Kushner reportedly is considering several options for new Observer headquarters space.

NEW YORK CITY-Kicking off 2013 with perhaps one more ding to the publishing industry, the New York Observer has reportedly sold its Midtown West office building. As reported Monday on Bloomberg, and again Wednesday in the New York Post, Observer owner Jared Kushner procured a purchase price of $95 million for his property, 321 W. 44th St.

The buyers of the 228,268-square-foot structure were East End Capital and Green Oak Real Estate. They were represented by Darcy Stacom, vice chairman at CBRE, according to the Post. A CBRE spokesman didn’t have information on the deal. East End was formed by Jonathon Yormak and David Peretz, formerly of Broadway Partners, along with real estate investor Richard Ruben

Kushner, who initially secured the 1929 building at the top of the 2007 market for $85 million, reportedly plans to buy another property for the paper and its related businesses, which include the Commercial Observer and the Mortage Observer, the Post reports. However, according to Bloomberg, the New York Observer is under a five-year lease, with an option to bow out after one year.

Kushner—a real estate scion and the president and chief executive officer of Kushner Cos.—allegedly is weighing options that include buying a new building and housing the publication there, or moving it into a property his family already owns.
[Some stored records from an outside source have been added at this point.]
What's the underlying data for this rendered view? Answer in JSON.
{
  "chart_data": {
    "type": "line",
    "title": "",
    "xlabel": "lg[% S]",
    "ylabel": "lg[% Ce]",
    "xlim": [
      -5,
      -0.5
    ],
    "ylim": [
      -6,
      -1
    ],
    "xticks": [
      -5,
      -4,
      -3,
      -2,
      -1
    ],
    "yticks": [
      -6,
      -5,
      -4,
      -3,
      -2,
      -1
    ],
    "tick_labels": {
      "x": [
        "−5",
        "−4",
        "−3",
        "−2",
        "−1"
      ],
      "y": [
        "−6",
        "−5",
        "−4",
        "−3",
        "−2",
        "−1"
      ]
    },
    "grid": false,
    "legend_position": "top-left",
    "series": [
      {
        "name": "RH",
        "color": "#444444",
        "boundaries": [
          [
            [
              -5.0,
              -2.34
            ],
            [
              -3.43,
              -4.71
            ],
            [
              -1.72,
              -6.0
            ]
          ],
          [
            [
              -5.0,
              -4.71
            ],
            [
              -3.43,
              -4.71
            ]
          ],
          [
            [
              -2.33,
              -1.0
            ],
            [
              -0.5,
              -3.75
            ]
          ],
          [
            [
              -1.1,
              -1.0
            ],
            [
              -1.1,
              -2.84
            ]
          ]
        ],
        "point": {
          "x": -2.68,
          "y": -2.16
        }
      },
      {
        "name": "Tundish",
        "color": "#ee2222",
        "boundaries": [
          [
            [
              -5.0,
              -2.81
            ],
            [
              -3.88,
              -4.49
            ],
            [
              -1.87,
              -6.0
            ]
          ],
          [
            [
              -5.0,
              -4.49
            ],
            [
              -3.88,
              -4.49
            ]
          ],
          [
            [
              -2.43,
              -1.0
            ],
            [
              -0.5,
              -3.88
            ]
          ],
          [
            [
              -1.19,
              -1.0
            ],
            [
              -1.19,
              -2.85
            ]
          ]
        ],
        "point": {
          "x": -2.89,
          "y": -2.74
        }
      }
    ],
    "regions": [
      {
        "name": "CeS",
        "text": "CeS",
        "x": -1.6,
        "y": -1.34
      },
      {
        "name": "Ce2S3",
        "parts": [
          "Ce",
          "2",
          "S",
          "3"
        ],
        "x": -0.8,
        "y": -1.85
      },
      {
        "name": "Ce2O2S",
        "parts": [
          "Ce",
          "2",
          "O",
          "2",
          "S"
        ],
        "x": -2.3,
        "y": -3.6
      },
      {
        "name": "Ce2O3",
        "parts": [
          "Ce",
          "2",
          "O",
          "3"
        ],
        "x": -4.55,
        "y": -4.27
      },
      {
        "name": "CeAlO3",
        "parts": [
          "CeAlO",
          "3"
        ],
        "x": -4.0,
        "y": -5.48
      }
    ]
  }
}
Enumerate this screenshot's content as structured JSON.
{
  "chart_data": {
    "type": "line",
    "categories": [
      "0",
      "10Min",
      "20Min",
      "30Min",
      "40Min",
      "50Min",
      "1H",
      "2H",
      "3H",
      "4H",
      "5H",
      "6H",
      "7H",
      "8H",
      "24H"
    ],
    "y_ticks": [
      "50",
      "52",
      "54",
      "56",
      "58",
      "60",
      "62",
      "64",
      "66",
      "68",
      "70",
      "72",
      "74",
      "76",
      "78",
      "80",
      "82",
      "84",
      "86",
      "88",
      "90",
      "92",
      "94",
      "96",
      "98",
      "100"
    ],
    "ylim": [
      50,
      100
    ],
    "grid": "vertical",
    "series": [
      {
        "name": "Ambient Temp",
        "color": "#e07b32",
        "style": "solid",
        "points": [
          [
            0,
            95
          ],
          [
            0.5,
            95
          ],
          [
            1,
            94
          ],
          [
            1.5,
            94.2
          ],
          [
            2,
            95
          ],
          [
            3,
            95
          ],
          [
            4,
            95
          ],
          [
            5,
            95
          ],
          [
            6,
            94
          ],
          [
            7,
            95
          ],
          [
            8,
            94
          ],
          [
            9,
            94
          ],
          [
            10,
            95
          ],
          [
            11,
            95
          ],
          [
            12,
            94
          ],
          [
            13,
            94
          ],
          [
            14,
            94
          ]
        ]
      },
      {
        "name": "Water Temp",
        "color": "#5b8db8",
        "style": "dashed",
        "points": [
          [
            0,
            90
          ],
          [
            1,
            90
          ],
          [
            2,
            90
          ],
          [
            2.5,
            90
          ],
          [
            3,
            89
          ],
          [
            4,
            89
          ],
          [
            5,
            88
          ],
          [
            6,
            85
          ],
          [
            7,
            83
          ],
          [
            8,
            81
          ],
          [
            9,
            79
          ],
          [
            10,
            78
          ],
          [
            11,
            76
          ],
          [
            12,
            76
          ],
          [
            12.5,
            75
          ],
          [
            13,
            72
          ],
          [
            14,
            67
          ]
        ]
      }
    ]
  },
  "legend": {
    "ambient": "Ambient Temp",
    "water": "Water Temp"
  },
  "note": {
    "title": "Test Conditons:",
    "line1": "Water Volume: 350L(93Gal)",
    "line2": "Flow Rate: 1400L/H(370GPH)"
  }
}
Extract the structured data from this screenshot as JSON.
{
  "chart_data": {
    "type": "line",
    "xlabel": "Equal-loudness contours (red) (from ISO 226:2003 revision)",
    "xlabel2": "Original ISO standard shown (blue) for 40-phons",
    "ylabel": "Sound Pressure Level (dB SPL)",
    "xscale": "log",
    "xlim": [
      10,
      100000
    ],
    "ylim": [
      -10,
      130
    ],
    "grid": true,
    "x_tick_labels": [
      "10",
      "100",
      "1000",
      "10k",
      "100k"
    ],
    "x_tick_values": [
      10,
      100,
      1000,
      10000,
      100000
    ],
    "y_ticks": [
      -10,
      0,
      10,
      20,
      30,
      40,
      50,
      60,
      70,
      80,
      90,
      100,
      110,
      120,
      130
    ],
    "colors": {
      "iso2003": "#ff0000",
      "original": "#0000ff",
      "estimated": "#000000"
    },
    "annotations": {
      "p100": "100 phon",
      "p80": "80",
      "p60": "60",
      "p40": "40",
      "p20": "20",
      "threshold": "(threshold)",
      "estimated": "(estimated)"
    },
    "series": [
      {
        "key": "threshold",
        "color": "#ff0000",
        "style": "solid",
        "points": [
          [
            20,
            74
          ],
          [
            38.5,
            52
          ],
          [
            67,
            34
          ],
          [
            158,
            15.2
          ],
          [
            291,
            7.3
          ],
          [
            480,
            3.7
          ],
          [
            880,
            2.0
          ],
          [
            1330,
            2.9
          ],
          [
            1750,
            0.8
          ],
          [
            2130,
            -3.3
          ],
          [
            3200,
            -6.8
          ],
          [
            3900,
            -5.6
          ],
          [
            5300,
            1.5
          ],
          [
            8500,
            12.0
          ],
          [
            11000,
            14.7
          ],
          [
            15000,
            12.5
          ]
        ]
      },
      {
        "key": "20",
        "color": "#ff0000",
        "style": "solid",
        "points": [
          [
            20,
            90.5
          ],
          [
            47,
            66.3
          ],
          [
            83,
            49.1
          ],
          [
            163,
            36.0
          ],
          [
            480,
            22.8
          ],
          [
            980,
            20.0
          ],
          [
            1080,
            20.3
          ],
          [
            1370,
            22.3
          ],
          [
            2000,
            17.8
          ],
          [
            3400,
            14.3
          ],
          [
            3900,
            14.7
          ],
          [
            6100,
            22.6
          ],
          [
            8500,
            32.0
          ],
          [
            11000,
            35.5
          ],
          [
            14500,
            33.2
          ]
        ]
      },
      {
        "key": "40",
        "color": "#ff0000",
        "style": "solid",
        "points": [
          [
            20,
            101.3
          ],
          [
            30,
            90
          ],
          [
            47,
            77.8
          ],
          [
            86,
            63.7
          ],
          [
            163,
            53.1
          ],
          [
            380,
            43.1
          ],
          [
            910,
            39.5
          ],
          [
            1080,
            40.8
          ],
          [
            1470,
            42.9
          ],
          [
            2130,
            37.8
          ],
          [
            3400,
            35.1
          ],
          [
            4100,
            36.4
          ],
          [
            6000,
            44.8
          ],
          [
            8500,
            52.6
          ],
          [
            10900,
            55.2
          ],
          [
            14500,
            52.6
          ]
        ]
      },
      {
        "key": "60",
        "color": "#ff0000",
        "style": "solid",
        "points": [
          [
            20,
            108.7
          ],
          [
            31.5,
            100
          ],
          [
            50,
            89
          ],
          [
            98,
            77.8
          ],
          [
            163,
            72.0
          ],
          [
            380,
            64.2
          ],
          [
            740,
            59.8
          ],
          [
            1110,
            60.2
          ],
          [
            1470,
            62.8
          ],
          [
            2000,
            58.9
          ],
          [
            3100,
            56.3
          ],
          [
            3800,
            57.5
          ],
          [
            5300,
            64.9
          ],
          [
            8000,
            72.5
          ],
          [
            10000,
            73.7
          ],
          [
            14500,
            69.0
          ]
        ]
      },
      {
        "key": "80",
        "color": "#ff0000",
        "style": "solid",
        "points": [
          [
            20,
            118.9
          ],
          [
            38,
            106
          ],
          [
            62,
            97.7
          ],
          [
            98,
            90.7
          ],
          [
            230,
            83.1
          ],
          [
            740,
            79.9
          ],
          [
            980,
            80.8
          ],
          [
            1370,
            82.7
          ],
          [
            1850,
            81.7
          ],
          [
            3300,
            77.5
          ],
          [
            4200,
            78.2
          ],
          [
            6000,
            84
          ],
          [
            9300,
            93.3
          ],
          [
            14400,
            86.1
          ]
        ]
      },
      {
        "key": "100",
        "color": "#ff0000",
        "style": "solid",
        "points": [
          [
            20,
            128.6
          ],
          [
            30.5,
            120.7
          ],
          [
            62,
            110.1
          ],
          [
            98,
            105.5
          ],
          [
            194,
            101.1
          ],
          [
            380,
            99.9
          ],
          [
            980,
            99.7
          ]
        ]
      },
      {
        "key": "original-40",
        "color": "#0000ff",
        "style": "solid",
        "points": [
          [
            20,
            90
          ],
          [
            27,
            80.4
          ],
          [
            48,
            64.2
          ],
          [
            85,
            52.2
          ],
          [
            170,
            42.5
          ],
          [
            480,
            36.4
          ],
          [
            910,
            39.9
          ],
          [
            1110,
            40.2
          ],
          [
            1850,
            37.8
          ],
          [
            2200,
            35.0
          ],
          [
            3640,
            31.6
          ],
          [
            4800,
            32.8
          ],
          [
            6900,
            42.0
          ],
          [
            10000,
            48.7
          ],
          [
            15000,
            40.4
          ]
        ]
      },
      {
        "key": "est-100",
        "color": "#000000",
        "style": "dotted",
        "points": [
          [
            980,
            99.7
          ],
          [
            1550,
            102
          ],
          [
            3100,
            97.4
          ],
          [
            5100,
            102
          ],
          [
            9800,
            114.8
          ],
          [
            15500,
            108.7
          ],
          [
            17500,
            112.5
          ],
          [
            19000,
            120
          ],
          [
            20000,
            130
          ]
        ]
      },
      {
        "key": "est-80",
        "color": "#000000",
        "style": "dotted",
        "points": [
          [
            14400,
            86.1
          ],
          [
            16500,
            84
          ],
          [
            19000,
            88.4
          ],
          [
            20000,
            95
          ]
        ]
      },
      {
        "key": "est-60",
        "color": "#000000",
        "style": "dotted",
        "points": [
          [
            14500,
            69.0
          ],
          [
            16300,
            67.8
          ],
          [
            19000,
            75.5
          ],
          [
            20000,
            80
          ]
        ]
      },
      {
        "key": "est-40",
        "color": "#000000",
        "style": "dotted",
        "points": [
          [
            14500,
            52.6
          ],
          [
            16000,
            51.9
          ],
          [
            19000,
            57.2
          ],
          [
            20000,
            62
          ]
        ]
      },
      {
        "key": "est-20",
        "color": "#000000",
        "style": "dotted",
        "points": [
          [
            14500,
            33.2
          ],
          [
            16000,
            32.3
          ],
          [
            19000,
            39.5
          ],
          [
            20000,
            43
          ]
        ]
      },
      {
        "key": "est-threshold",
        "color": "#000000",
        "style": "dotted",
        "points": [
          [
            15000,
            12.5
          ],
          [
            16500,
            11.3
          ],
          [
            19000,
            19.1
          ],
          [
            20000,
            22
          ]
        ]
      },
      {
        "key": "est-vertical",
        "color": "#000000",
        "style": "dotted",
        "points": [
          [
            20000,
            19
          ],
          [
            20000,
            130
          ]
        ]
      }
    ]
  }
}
Back in 2006 he purchased the New York Observer, a weekly newspaper that focuses on the city’s political, media and real estate elite. A publicist representing Kushner declined comment.

East End Capital owns a minority stake in the building, Bloomberg reports. GreenOak was founded in 2010 by Sonny Kalsi, Fred Schmidt and John Carrafiell, who ran Wall Street’s largest real estate investing group at Morgan Stanley until the market crashed. The two firms have come together to buy real estate before. They previously acquired 256 W. 38th St., a 15-floor building in Manhattan’s garment district, for approximately $30 million, and 21-27 Mercer St. in the SoHo area.

Last week, the two firms teamed with Aby Rosen’s RFR to pick up the Young & Rubicam building at 285 Madison Ave. for $189.25 million. That property is reportedly marketed by Stacom too.

Going forward, GreenOak says most of its deals will be office buildings, then retail properties and hotels, according to Bloomberg. In the US, it will focus on major markets such as New York, Boston and Los Angeles.